Bilimsel keşifler gibi patentler de karmaşıktır ama bu hikâyenin tam tersi açıdan anlatıldığını hayal edebilir miydik? İki erkek yüzyılın keşfini yapıyor. Bir kadın bunu alıp bir sonraki aşamaya getiriyor. O zaman patenti kimin alacağını düşünüyoruz? Bu durum sonucunda karmaşık bir dava açıldı ve uzmanlar Broad’ın tutmaya çalıştığı patentin değerinin milyarlarca dolar olabileceğini söyledi.
Benim endişem para değil (onlara bir şey olmaz), bu keşfin yıllar sonra nasıl açıklanacağı. Tarih her zaman bizim istediğimiz kadar net değildir. Ayrıca artık bildiğimiz üzere bazen bir hikâyenin anlatıcısı hikâye kadar önemli. Şu an, üstü kapalı ya da açık manevralarla kadınları sahadan atmak için klasik bir oyun oynanıyor.
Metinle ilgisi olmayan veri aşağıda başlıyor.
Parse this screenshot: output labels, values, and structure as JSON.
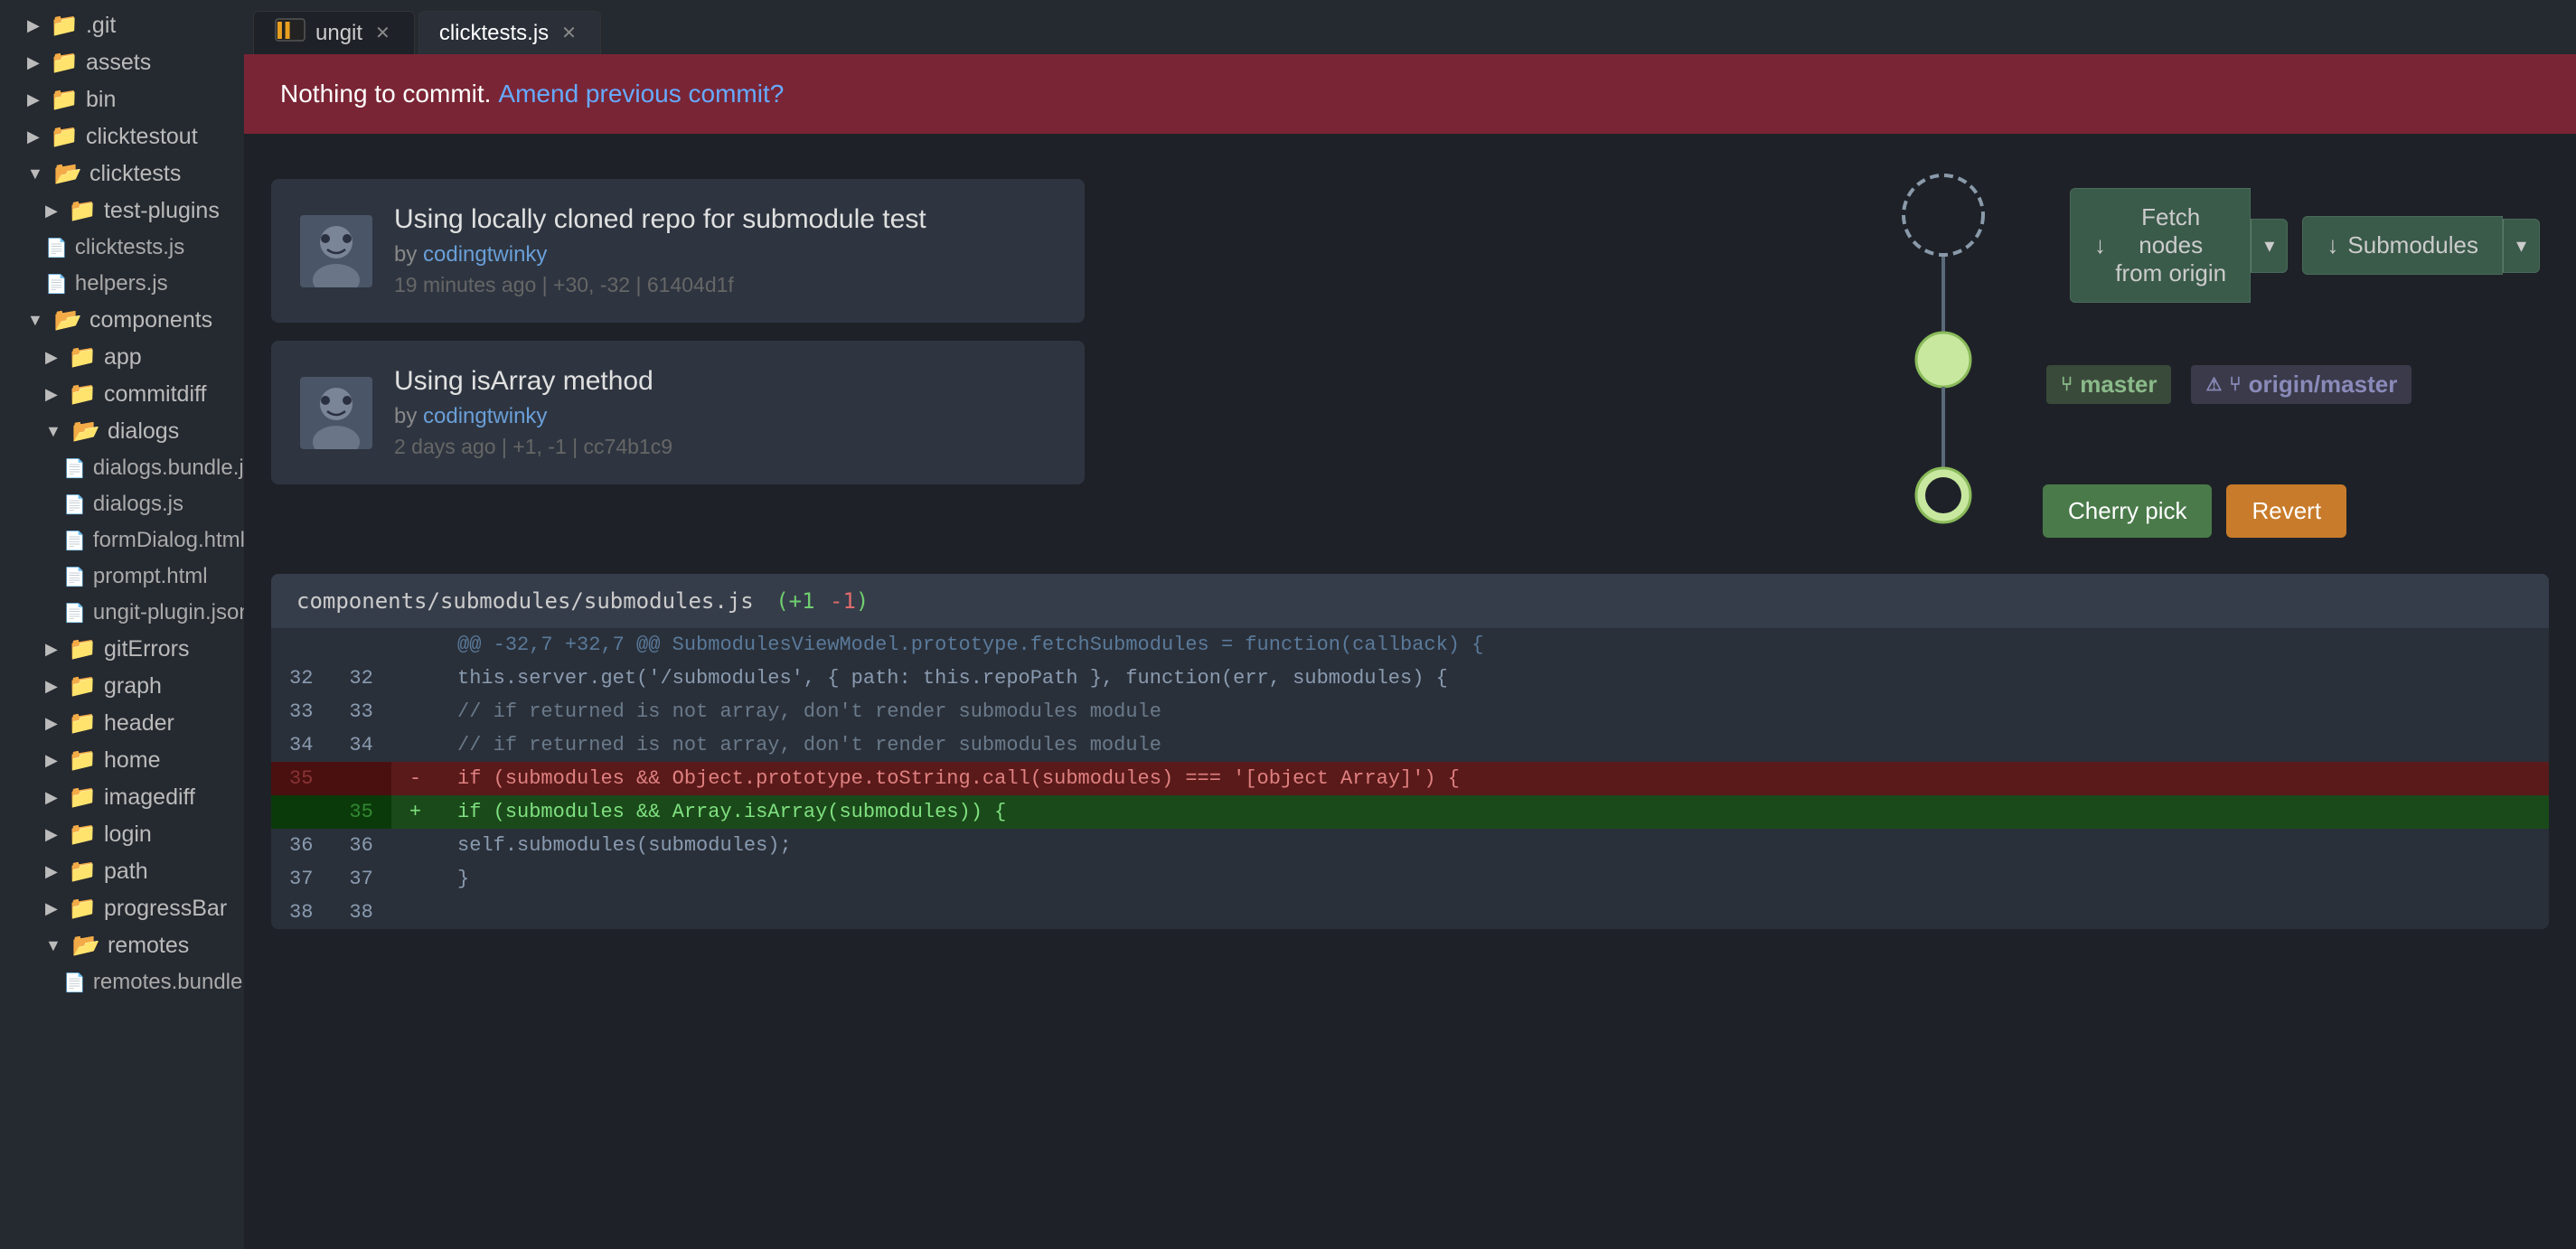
{
  "sidebar": {
    "items": [
      {
        "label": ".git",
        "type": "folder",
        "indent": 0,
        "collapsed": true
      },
      {
        "label": "assets",
        "type": "folder",
        "indent": 0,
        "collapsed": true
      },
      {
        "label": "bin",
        "type": "folder",
        "indent": 0,
        "collapsed": true
      },
      {
        "label": "clicktestout",
        "type": "folder",
        "indent": 0,
        "collapsed": true
      },
      {
        "label": "clicktests",
        "type": "folder",
        "indent": 0,
        "collapsed": false
      },
      {
        "label": "test-plugins",
        "type": "folder",
        "indent": 1,
        "collapsed": true
      },
      {
        "label": "clicktests.js",
        "type": "file",
        "indent": 1
      },
      {
        "label": "helpers.js",
        "type": "file",
        "indent": 1
      },
      {
        "label": "components",
        "type": "folder",
        "indent": 0,
        "collapsed": false
      },
      {
        "label": "app",
        "type": "folder",
        "indent": 1,
        "collapsed": true
      },
      {
        "label": "commitdiff",
        "type": "folder",
        "indent": 1,
        "collapsed": true
      },
      {
        "label": "dialogs",
        "type": "folder",
        "indent": 1,
        "collapsed": false
      },
      {
        "label": "dialogs.bundle.js",
        "type": "file",
        "indent": 2
      },
      {
        "label": "dialogs.js",
        "type": "file",
        "indent": 2
      },
      {
        "label": "formDialog.html",
        "type": "file",
        "indent": 2
      },
      {
        "label": "prompt.html",
        "type": "file",
        "indent": 2
      },
      {
        "label": "ungit-plugin.json",
        "type": "file",
        "indent": 2
      },
      {
        "label": "gitErrors",
        "type": "folder",
        "indent": 1,
        "collapsed": true
      },
      {
        "label": "graph",
        "type": "folder",
        "indent": 1,
        "collapsed": true
      },
      {
        "label": "header",
        "type": "folder",
        "indent": 1,
        "collapsed": true
      },
      {
        "label": "home",
        "type": "folder",
        "indent": 1,
        "collapsed": true
      },
      {
        "label": "imagediff",
        "type": "folder",
        "indent": 1,
        "collapsed": true
      },
      {
        "label": "login",
        "type": "folder",
        "indent": 1,
        "collapsed": true
      },
      {
        "label": "path",
        "type": "folder",
        "indent": 1,
        "collapsed": true
      },
      {
        "label": "progressBar",
        "type": "folder",
        "indent": 1,
        "collapsed": true
      },
      {
        "label": "remotes",
        "type": "folder",
        "indent": 1,
        "collapsed": false
      },
      {
        "label": "remotes.bundle.js",
        "type": "file",
        "indent": 2
      }
    ]
  },
  "tabs": [
    {
      "label": "ungit",
      "active": false,
      "closeable": true,
      "logo": true
    },
    {
      "label": "clicktests.js",
      "active": true,
      "closeable": true
    }
  ],
  "nothing_to_commit": {
    "text": "Nothing to commit. ",
    "link_text": "Amend previous commit?"
  },
  "top_buttons": {
    "fetch_label": "Fetch nodes from origin",
    "fetch_icon": "↓",
    "submodules_label": "Submodules",
    "submodules_icon": "↓",
    "dropdown_arrow": "▾"
  },
  "commits": [
    {
      "title": "Using locally cloned repo for submodule test",
      "author": "codingtwinky",
      "time_ago": "19 minutes ago",
      "stats": "+30, -32",
      "hash": "61404d1f",
      "branches": [
        "master"
      ],
      "remote_branches": [
        "origin/master"
      ]
    },
    {
      "title": "Using isArray method",
      "author": "codingtwinky",
      "time_ago": "2 days ago",
      "stats": "+1, -1",
      "hash": "cc74b1c9",
      "branches": [],
      "remote_branches": [],
      "actions": [
        "Cherry pick",
        "Revert"
      ]
    }
  ],
  "diff": {
    "file": "components/submodules/submodules.js",
    "added": "+1",
    "removed": "-1",
    "info_line": "@@ -32,7 +32,7 @@ SubmodulesViewModel.prototype.fetchSubmodules = function(callback) {",
    "lines": [
      {
        "old": "32",
        "new": "32",
        "type": "context",
        "content": "        this.server.get('/submodules', { path: this.repoPath }, function(err, submodules) {"
      },
      {
        "old": "33",
        "new": "33",
        "type": "context",
        "content": "            // if returned is not array, don't render submodules module"
      },
      {
        "old": "34",
        "new": "34",
        "type": "context",
        "content": "            // if returned is not array, don't render submodules module"
      },
      {
        "old": "35",
        "new": "",
        "type": "removed",
        "content": "            if (submodules && Object.prototype.toString.call(submodules) === '[object Array]') {"
      },
      {
        "old": "",
        "new": "35",
        "type": "added",
        "content": "            if (submodules && Array.isArray(submodules)) {"
      },
      {
        "old": "36",
        "new": "36",
        "type": "context",
        "content": "                self.submodules(submodules);"
      },
      {
        "old": "37",
        "new": "37",
        "type": "context",
        "content": "            }"
      },
      {
        "old": "38",
        "new": "38",
        "type": "context",
        "content": ""
      }
    ]
  },
  "branch_labels": {
    "master": "master",
    "origin_master": "origin/master"
  },
  "action_buttons": {
    "cherry_pick": "Cherry pick",
    "revert": "Revert"
  },
  "colors": {
    "accent_blue": "#6a9fd8",
    "accent_green": "#6fce6f",
    "accent_orange": "#c87b2a",
    "bg_dark": "#1e2228",
    "bg_card": "#2e3540",
    "bg_sidebar": "#252930"
  }
}
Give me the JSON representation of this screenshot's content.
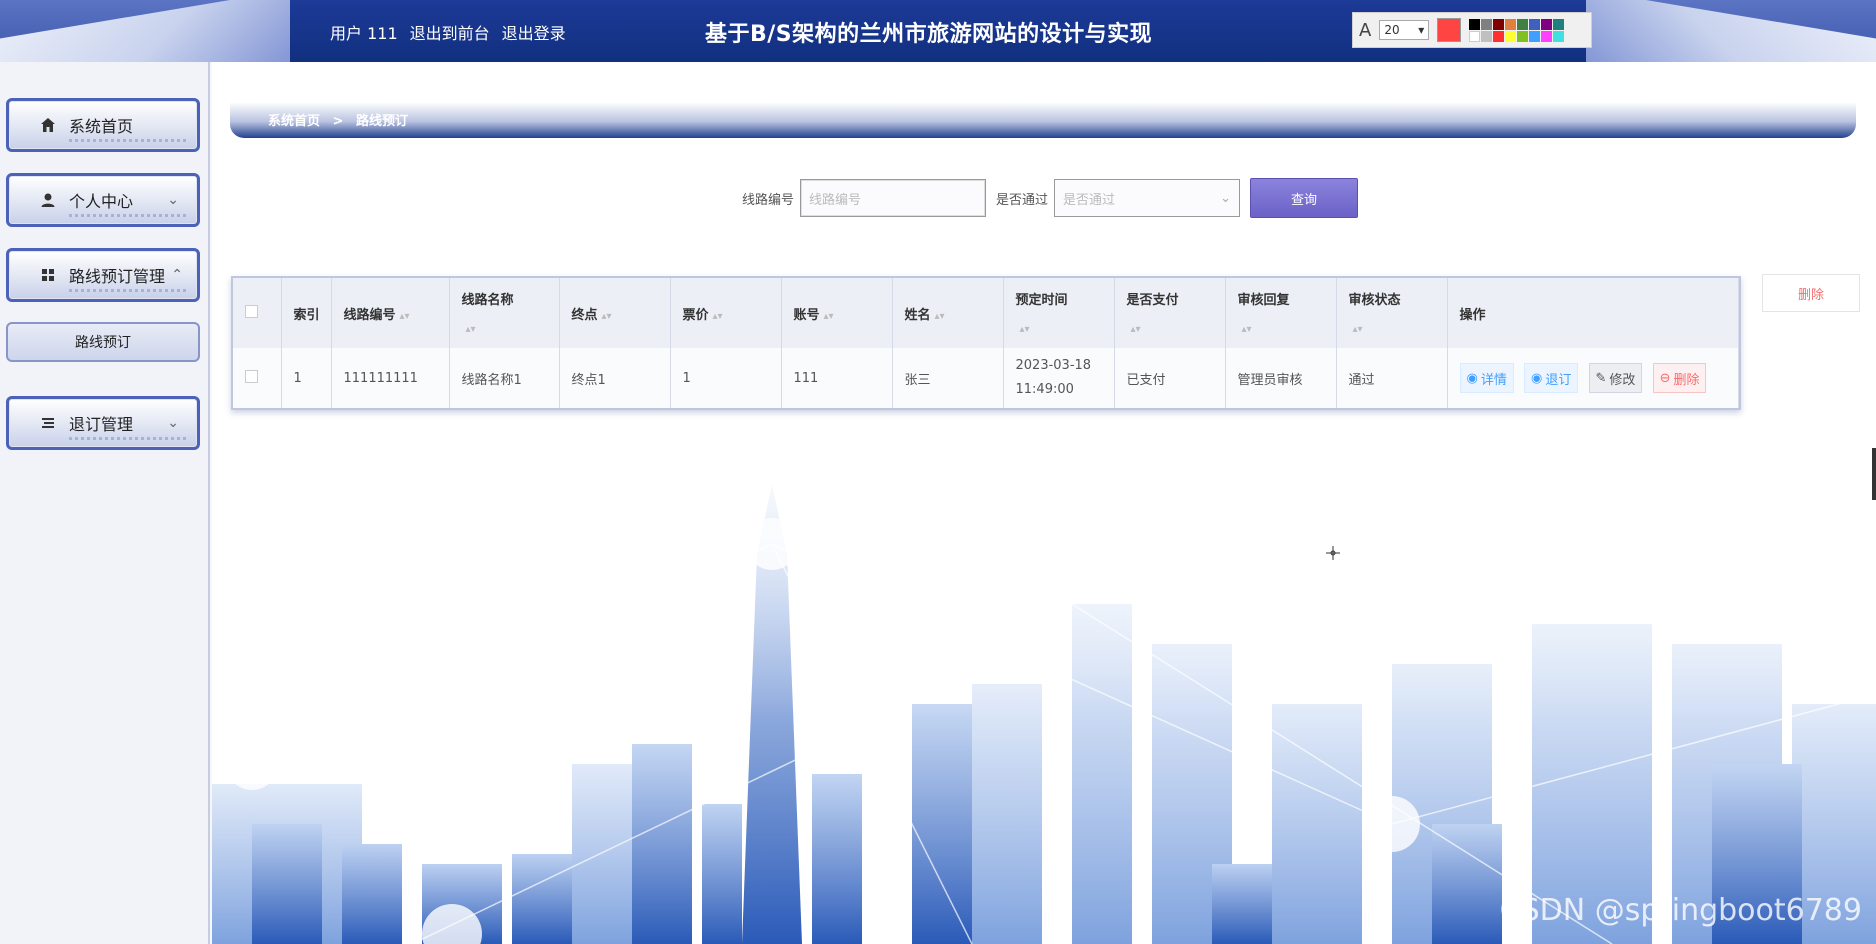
{
  "header": {
    "user_label": "用户 111",
    "to_front": "退出到前台",
    "logout": "退出登录",
    "site_title": "基于B/S架构的兰州市旅游网站的设计与实现"
  },
  "annot_toolbar": {
    "font_size": "20",
    "current_color": "#ff4444"
  },
  "sidebar": {
    "items": [
      {
        "label": "系统首页",
        "icon": "home-icon"
      },
      {
        "label": "个人中心",
        "icon": "user-icon"
      },
      {
        "label": "路线预订管理",
        "icon": "grid-icon"
      },
      {
        "label": "退订管理",
        "icon": "list-icon"
      }
    ],
    "submenu": {
      "label": "路线预订"
    }
  },
  "breadcrumb": {
    "home": "系统首页",
    "sep": ">",
    "current": "路线预订"
  },
  "search": {
    "route_no_label": "线路编号",
    "route_no_placeholder": "线路编号",
    "passed_label": "是否通过",
    "passed_placeholder": "是否通过",
    "query_button": "查询"
  },
  "delete_button": "删除",
  "table": {
    "headers": [
      "索引",
      "线路编号",
      "线路名称",
      "终点",
      "票价",
      "账号",
      "姓名",
      "预定时间",
      "是否支付",
      "审核回复",
      "审核状态",
      "操作"
    ],
    "rows": [
      {
        "index": "1",
        "route_no": "111111111",
        "route_name": "线路名称1",
        "destination": "终点1",
        "price": "1",
        "account": "111",
        "name": "张三",
        "booking_date": "2023-03-18",
        "booking_time": "11:49:00",
        "paid": "已支付",
        "reply": "管理员审核",
        "status": "通过"
      }
    ],
    "actions": {
      "detail": "详情",
      "cancel": "退订",
      "edit": "修改",
      "delete": "删除"
    }
  },
  "watermark": "CSDN @springboot6789"
}
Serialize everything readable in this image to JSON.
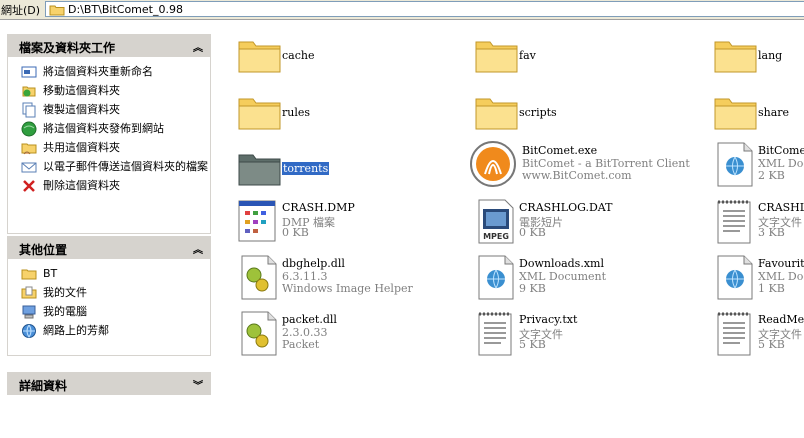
{
  "address": {
    "label": "網址(D)",
    "path": "D:\\BT\\BitComet_0.98"
  },
  "tasks_panel": {
    "title": "檔案及資料夾工作",
    "items": [
      {
        "label": "將這個資料夾重新命名",
        "icon": "rename-icon"
      },
      {
        "label": "移動這個資料夾",
        "icon": "move-icon"
      },
      {
        "label": "複製這個資料夾",
        "icon": "copy-icon"
      },
      {
        "label": "將這個資料夾發佈到網站",
        "icon": "publish-web-icon"
      },
      {
        "label": "共用這個資料夾",
        "icon": "share-folder-icon"
      },
      {
        "label": "以電子郵件傳送這個資料夾的檔案",
        "icon": "email-icon"
      },
      {
        "label": "刪除這個資料夾",
        "icon": "delete-icon"
      }
    ]
  },
  "places_panel": {
    "title": "其他位置",
    "items": [
      {
        "label": "BT",
        "icon": "folder-icon"
      },
      {
        "label": "我的文件",
        "icon": "my-documents-icon"
      },
      {
        "label": "我的電腦",
        "icon": "my-computer-icon"
      },
      {
        "label": "網路上的芳鄰",
        "icon": "network-icon"
      }
    ]
  },
  "details_panel": {
    "title": "詳細資料"
  },
  "files": [
    {
      "name": "cache",
      "type": "folder"
    },
    {
      "name": "fav",
      "type": "folder"
    },
    {
      "name": "lang",
      "type": "folder"
    },
    {
      "name": "rules",
      "type": "folder"
    },
    {
      "name": "scripts",
      "type": "folder"
    },
    {
      "name": "share",
      "type": "folder"
    },
    {
      "name": "torrents",
      "type": "folder-selected"
    },
    {
      "name": "BitComet.exe",
      "l2": "BitComet - a BitTorrent Client",
      "l3": "www.BitComet.com",
      "type": "bitcomet"
    },
    {
      "name": "BitComet",
      "l2": "XML Doc",
      "l3": "2 KB",
      "type": "xml"
    },
    {
      "name": "CRASH.DMP",
      "l2": "DMP 檔案",
      "l3": "0 KB",
      "type": "dmp"
    },
    {
      "name": "CRASHLOG.DAT",
      "l2": "電影短片",
      "l3": "0 KB",
      "type": "mpeg"
    },
    {
      "name": "CRASHL",
      "l2": "文字文件",
      "l3": "3 KB",
      "type": "text"
    },
    {
      "name": "dbghelp.dll",
      "l2": "6.3.11.3",
      "l3": "Windows Image Helper",
      "type": "dll"
    },
    {
      "name": "Downloads.xml",
      "l2": "XML Document",
      "l3": "9 KB",
      "type": "xml"
    },
    {
      "name": "Favourite",
      "l2": "XML Doc",
      "l3": "1 KB",
      "type": "xml"
    },
    {
      "name": "packet.dll",
      "l2": "2.3.0.33",
      "l3": "Packet",
      "type": "dll"
    },
    {
      "name": "Privacy.txt",
      "l2": "文字文件",
      "l3": "5 KB",
      "type": "text"
    },
    {
      "name": "ReadMe.t",
      "l2": "文字文件",
      "l3": "5 KB",
      "type": "text"
    }
  ]
}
Doudna ve Charpentier’yi küçümsemek için gösterilen çabaların en açık örneği, Broad Institute Başkanı EricLander tarafından yazılan bir makale. Kendisi saygın bir bilim insanı ama beni affedin; ben onu Harry Potter’daki Karanlık Lord, Voldemort gibi görüyorum. 2016’daki makalesi CRISPR yöntemine katkıda bulunan insanların tarihinden bahseden genel bir makale gibi görünse de açıkça tek bir amacı vardı, o da altın kaz Zhang’i yüceltip kadın bilim insanlarını küçümsemek. Onlardan neredeyse hiç bahsetmedi. Makaledeki güleryüzlü, mesleki ton -Hepimiz bu işin içinde beraberiz!- her şeyi daha da beter hale getirdi. Doudna ve Charpentier’nin hiçbir şekilde özel görünmediğinden emin olmak için binlerce kelime yazmış ve olabildiğince fazla kişiden bahsetmiş gibiydi.
Makalenin önyargısı o kadar rahatsız ediciydi ki, sosyal medyada herkes galeyana geldi. Ve sosyal medyada bilim insanları hedef oluyorsa, olağandışı bir şeyler var demektir. Çok beğenilen genetikçi ve Berkeley öğretim üyesi Michael Eisen, bu yazıyı “en itici bilim propagandası” olarak adlandırdı. Eisen bir Berkeley partizanı olabilir, ancak Johns Hopkins Üniversitesi’ndeki tanınmış bir öğretim üyesi olan ve tartışmadan bağımsız olan Nathaniel Comfort da benzer şekilde sinirliydi. Genetik araştırmalar üzerinde birçok yazısı olan Comfort, makaleyi objektif bir noktadan analiz etti. Babacan tavrı ve herkesi olaya bir şekilde dahil etmesine rağmen asıl amacı kadınların başarısını yermekti. Buna eski bir İngiliz makalesinden aldığı “Whig Tarihi” adını verdi. Bunun, tarihi politik bir araç olarak kullanıp “statükoyu makul göstermenin, içinde bulunduğu kurumun sadakatini toplamanın ve güç sahiplerinin hâkimiyetini haklı çıkarmanın” bir yolu olduğunu açıkladı.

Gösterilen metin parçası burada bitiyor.